Investigators: Böhm, Hein, Holzegel, Lohkamp, Santoro

This unit focusses on geometric questions: In what way does the assumption of symmetries make Einstein manifolds rigid? Given a sequence of 4-dimensional Einstein manifolds, what types of singularities can form in the limit? Can we better understand the potential singularities of minimal hypersurfaces? Many of the problems we intend to study here have intimate connections with theoretical physics, for instance through the study of gravitational instantons and general relativity.

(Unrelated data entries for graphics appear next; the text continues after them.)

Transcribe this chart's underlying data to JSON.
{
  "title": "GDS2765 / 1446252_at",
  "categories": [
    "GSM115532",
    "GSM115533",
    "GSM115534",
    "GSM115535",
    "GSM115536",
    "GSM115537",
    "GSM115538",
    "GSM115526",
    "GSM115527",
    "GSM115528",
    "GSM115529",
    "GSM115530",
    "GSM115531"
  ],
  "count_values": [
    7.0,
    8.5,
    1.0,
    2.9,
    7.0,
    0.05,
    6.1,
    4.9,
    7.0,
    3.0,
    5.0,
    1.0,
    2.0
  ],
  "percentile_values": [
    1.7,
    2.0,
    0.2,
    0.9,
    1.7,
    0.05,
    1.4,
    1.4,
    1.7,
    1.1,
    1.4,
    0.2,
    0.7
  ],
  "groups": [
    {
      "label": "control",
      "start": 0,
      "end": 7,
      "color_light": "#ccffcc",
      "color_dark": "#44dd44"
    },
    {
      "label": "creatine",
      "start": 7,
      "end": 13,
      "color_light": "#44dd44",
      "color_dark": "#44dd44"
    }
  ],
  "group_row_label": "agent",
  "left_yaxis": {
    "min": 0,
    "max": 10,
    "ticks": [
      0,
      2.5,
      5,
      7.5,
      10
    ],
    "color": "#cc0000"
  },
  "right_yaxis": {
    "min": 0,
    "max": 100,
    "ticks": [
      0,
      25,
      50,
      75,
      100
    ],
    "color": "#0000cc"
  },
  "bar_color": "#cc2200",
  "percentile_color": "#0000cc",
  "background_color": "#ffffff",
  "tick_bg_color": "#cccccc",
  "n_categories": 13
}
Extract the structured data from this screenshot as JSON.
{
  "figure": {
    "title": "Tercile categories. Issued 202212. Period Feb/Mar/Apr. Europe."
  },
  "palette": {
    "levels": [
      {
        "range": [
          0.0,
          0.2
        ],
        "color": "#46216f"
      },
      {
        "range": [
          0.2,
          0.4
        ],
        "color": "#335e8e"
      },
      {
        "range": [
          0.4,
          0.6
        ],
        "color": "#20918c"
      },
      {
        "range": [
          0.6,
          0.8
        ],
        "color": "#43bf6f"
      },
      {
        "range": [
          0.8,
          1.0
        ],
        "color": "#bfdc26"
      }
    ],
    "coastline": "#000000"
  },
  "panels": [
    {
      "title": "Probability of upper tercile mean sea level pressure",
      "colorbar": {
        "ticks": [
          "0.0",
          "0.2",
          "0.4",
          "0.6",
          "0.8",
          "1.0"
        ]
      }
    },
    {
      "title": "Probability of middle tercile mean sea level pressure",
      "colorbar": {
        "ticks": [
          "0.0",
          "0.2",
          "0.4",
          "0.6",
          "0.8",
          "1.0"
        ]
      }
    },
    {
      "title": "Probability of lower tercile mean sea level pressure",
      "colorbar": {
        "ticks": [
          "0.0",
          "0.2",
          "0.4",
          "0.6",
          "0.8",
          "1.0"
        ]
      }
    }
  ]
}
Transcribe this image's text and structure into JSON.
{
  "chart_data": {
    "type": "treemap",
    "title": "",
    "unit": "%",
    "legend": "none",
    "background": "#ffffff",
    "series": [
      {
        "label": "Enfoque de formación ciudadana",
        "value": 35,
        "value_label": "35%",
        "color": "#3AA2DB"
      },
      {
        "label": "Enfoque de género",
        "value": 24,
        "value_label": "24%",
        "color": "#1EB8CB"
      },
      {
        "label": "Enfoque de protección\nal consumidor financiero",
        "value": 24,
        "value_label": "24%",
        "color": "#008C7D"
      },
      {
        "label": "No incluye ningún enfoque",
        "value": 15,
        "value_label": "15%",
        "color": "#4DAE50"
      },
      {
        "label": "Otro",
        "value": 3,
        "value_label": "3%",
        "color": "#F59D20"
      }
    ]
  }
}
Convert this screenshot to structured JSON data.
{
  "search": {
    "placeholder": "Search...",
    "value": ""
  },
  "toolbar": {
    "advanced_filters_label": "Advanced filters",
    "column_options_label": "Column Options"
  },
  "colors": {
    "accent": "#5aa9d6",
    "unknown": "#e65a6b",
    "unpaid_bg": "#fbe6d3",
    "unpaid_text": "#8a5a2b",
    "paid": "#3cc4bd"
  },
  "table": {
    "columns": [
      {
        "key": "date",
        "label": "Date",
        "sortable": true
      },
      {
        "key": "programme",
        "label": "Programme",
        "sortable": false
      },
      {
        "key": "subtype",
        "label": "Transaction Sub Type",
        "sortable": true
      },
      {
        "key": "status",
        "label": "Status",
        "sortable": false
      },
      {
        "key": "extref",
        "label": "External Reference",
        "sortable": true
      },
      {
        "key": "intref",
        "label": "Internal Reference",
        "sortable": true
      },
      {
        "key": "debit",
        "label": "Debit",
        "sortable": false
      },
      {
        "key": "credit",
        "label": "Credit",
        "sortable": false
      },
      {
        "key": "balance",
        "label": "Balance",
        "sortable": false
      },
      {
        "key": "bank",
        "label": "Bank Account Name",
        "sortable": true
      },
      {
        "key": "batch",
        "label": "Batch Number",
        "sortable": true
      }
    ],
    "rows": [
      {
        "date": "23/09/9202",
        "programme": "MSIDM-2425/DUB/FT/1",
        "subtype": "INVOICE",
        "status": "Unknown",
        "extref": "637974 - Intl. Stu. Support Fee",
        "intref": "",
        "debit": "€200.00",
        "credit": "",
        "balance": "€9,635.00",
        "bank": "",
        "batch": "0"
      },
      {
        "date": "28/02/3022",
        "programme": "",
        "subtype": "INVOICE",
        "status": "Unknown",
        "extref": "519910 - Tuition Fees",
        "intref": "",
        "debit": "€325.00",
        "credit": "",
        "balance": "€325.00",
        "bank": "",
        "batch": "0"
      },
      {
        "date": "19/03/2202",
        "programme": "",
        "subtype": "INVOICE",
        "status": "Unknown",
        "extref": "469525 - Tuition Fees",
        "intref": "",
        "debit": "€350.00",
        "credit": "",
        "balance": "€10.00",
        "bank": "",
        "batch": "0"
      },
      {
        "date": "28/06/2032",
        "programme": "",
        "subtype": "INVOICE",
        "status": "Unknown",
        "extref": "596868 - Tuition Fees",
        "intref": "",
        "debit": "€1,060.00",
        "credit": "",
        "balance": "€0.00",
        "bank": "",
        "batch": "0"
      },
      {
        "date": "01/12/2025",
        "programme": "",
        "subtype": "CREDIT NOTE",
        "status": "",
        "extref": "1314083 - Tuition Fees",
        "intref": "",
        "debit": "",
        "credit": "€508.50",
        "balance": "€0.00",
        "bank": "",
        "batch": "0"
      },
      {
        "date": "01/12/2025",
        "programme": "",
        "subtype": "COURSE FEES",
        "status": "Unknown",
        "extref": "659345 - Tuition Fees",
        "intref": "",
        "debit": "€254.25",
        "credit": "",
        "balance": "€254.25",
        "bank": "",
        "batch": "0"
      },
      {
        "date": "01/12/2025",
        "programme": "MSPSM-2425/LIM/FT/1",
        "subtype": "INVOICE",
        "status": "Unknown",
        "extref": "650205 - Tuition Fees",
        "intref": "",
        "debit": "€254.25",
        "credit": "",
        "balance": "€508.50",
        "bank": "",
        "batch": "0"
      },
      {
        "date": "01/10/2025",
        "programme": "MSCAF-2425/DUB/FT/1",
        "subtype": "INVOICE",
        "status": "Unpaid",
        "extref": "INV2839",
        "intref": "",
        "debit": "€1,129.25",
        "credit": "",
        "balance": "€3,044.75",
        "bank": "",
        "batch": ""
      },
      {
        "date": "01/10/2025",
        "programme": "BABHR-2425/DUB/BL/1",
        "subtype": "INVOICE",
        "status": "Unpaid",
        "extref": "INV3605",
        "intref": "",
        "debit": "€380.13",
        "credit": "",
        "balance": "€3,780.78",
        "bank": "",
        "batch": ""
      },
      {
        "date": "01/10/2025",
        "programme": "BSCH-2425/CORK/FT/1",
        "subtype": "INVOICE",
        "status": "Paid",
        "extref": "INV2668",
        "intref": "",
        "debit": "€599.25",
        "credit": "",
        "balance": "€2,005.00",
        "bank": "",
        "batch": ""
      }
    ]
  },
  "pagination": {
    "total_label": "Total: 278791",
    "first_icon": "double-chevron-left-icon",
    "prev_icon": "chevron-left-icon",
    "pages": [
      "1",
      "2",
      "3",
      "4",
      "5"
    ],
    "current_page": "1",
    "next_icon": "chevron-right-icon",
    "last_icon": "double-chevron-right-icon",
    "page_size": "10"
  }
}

Dynamics of evolutionary PDEs

Investigators: Holzegel, Seis, Simon, Stevens

In this unit we will investigate singularity formation for evolution equations, i.e., PDE problems of a hyperbolic or parabolic character. Prominent examples on the  hyperbolic side are non-linear wave equations and the stability of black hole solutions of the Einstein equations, both of which are strongly connected to the previous unit through the underlying Lorentzian geometry. Understanding the formation and evolution of singularities is also a classical problem in the study of the Euler equations, which constitute the fundamental equations of fluid dynamics. Here we are mainly interested in the two-phase Euler equations with singular vorticity at an interface, and we will investigate the existence and stability of bubble rings. On the parabolic side, this unit studies the dichotomy between singularity formation and global existence for cross-diffusion systems.

Regularity

Investigators: Hein, Seis, Weber

A central issue in the analysis of PDEs are regularity estimates and their breakdown, which form the theme of this unit. Recent breakthroughs in the theory of stochastic PDEs (regularity structures, paracontrolled calculus) have permitted researchers to develop a solution theory for many PDEs of mathematical physics in extremely singular settings. Our goal is to advance this further to quasilinear equations by studying the stochastic porous medium equation. From the deterministic point of view, this unit also encompasses regularity estimates for the complex Monge–Ampère equation and for the thin film equation.